BofA Securities (Francisco Blanch) anticipe une poursuite de la hausse conjointe du pétrole, du cuivre et de l’or, portée par la recomposition des portefeuilles vers les actifs réels et la prime de risque géopolitique résiduelle (Mshale).
Innovation et R&D
La mise en service de l’usine pilote hydrométallurgique de USA Rare Earth à Wheat Ridge constitue l’aboutissement d’une chaîne de procédés propriétaires — lixiviation, extraction par solvant, séparation chromatographique — conçue pour produire des oxydes de terres rares lourdes à pureté magnétique sans passer par la Chine. Le passage à l’échelle commerciale conditionnera la viabilité économique d’une filière aimants occidentale (The Manila Times).
Le projet d’extraction de terres rares depuis les boues rouges de Gramercy (Louisiane), financé par le DOE, teste une voie d’économie circulaire : valoriser 300 000 tonnes/an de résidus d’alumine pour en extraire les terres rares, évitant l’ouverture de nouvelles mines primaires.
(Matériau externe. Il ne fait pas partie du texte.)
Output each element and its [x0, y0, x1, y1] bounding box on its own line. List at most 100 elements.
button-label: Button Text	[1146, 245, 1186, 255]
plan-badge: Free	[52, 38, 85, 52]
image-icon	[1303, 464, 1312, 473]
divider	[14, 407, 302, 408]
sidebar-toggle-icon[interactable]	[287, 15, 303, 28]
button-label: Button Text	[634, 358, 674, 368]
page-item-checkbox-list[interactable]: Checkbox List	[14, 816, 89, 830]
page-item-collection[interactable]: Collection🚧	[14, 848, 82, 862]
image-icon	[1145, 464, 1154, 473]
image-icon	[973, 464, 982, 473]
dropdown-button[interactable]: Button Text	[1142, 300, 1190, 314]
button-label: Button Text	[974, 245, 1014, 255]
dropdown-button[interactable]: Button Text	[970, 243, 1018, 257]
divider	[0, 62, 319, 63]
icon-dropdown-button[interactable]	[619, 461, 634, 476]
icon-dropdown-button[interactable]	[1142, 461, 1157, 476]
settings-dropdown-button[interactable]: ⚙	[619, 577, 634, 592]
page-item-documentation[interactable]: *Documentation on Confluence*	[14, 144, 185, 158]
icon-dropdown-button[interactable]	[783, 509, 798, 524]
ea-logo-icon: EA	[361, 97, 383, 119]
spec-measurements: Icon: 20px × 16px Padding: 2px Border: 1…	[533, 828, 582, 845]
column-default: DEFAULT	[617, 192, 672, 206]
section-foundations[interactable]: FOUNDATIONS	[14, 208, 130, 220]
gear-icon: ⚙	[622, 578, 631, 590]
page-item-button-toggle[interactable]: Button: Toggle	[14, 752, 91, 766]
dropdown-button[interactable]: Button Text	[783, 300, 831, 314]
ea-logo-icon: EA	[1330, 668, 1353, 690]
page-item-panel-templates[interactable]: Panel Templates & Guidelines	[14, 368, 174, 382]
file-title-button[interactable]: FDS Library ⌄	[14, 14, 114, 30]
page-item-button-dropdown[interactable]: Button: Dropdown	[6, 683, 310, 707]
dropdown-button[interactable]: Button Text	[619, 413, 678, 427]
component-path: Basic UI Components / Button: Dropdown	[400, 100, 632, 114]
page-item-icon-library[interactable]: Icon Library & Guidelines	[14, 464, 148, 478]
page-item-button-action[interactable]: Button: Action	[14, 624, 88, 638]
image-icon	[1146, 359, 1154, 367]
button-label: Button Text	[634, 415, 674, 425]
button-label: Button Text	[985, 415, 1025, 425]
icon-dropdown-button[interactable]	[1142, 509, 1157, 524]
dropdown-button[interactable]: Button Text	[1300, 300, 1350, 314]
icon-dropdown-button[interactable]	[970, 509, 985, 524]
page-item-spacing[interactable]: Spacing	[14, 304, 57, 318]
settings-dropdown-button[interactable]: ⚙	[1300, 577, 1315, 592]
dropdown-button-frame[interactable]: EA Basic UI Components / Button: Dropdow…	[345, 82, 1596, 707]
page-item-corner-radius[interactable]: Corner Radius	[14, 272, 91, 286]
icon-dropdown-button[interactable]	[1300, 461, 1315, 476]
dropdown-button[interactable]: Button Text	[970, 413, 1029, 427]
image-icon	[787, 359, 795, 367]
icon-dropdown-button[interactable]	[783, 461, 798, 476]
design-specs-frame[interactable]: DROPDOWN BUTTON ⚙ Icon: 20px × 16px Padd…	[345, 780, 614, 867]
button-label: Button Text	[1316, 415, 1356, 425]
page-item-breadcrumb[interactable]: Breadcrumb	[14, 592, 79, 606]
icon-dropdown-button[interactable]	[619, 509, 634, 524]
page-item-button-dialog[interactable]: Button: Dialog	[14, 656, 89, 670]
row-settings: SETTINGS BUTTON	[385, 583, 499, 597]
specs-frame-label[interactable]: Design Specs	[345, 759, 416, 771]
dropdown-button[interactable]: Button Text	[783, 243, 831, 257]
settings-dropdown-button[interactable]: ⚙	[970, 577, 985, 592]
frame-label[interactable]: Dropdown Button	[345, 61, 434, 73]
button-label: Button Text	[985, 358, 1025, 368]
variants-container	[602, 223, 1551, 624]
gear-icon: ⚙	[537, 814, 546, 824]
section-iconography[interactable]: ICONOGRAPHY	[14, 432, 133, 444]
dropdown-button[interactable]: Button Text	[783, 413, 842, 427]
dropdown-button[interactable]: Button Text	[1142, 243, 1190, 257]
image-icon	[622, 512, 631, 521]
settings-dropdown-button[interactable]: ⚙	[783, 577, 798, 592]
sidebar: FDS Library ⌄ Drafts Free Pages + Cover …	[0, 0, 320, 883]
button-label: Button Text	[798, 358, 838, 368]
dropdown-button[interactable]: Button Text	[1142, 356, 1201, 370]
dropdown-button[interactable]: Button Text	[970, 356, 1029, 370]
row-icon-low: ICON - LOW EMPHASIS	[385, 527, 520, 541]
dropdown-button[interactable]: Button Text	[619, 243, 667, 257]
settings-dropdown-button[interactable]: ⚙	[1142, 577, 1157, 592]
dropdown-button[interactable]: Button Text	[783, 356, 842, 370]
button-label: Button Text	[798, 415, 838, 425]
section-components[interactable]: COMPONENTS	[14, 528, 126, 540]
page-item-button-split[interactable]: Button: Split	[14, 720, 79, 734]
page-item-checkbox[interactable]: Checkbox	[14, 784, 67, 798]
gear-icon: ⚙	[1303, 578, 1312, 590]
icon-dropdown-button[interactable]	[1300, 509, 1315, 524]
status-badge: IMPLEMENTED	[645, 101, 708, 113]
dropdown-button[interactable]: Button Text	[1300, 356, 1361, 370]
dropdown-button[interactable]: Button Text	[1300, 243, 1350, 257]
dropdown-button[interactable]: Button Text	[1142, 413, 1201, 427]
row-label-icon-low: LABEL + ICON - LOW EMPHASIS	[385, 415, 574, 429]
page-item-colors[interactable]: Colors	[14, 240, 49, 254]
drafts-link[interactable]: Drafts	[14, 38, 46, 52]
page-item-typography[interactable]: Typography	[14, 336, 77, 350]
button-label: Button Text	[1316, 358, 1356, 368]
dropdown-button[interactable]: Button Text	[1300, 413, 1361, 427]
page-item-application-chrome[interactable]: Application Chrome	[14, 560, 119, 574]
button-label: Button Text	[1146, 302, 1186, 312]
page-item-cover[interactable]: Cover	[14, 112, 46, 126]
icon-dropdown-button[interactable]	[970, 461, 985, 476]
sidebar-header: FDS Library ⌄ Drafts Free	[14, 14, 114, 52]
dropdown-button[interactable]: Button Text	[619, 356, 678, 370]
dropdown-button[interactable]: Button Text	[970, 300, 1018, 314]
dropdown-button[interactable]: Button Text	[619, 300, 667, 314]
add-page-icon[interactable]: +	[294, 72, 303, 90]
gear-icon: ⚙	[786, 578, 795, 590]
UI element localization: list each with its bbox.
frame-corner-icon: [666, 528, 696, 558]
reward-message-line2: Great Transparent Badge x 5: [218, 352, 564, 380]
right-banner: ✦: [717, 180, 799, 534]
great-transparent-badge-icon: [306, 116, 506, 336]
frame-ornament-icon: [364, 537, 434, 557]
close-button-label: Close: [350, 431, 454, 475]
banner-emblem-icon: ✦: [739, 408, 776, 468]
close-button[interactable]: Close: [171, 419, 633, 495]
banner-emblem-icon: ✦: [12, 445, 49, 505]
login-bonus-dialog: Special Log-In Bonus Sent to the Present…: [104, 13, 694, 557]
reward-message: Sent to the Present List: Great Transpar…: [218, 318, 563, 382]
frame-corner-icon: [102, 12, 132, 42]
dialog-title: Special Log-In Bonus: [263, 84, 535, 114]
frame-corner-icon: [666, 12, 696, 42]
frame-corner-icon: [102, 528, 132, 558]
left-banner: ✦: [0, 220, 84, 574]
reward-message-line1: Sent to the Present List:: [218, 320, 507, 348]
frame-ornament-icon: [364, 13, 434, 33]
Le partenariat avec la Colorado School of Mines porte sur l’optimisation de la lixiviation sélective et de la séparation en aval (Industrial Info Resources).
La plateforme « AIoT + blockchain » d’E‑Power au Guizhou vise à tracer en temps réel la qualité, la consommation énergétique et l’empreinte carbone des matériaux d’anode lithium, de la poudre au produit fini. L’intégration de la donnée industrielle dans un registre distribué est présentée comme le levier pour certifier la conformité ESG auprès des donneurs d’ordre automobiles occidentaux (The Manila Times).
La raffinerie Tees Valley Lithium d’Alkemy intégrera dès l’origine une alimentation 100 % renouvelable et un procédé d’hydrolyse optimisé pour réduire l’intensité carbone de l’hydroxyde de lithium monohydraté. L’analyse de cycle de vie préliminaire revendique un gain de 300 000 t CO₂/an versus la référence chinoise, un chiffre qui devra être audité en phase commerciale (Investing.com UK).
Une délégation japonaise officielle évalue en 2026 le potentiel d’extraction de terres rares au Groenland. Tokyo, qui importe la quasi-totalité de ses terres rares, traite ce déplacement comme une mission stratégique formelle, non spéculative, après des années de dépendance à la Chine pour ses industries de l’électronique, de la défense et de l’énergie. Cette initiative s’inscrit dans une stratégie plus large de diversification des sources d’approvisionnement en minerais critiques, essentielle pour réduire les vulnérabilités économiques et renforcer la résilience industrielle (Discovery Alert).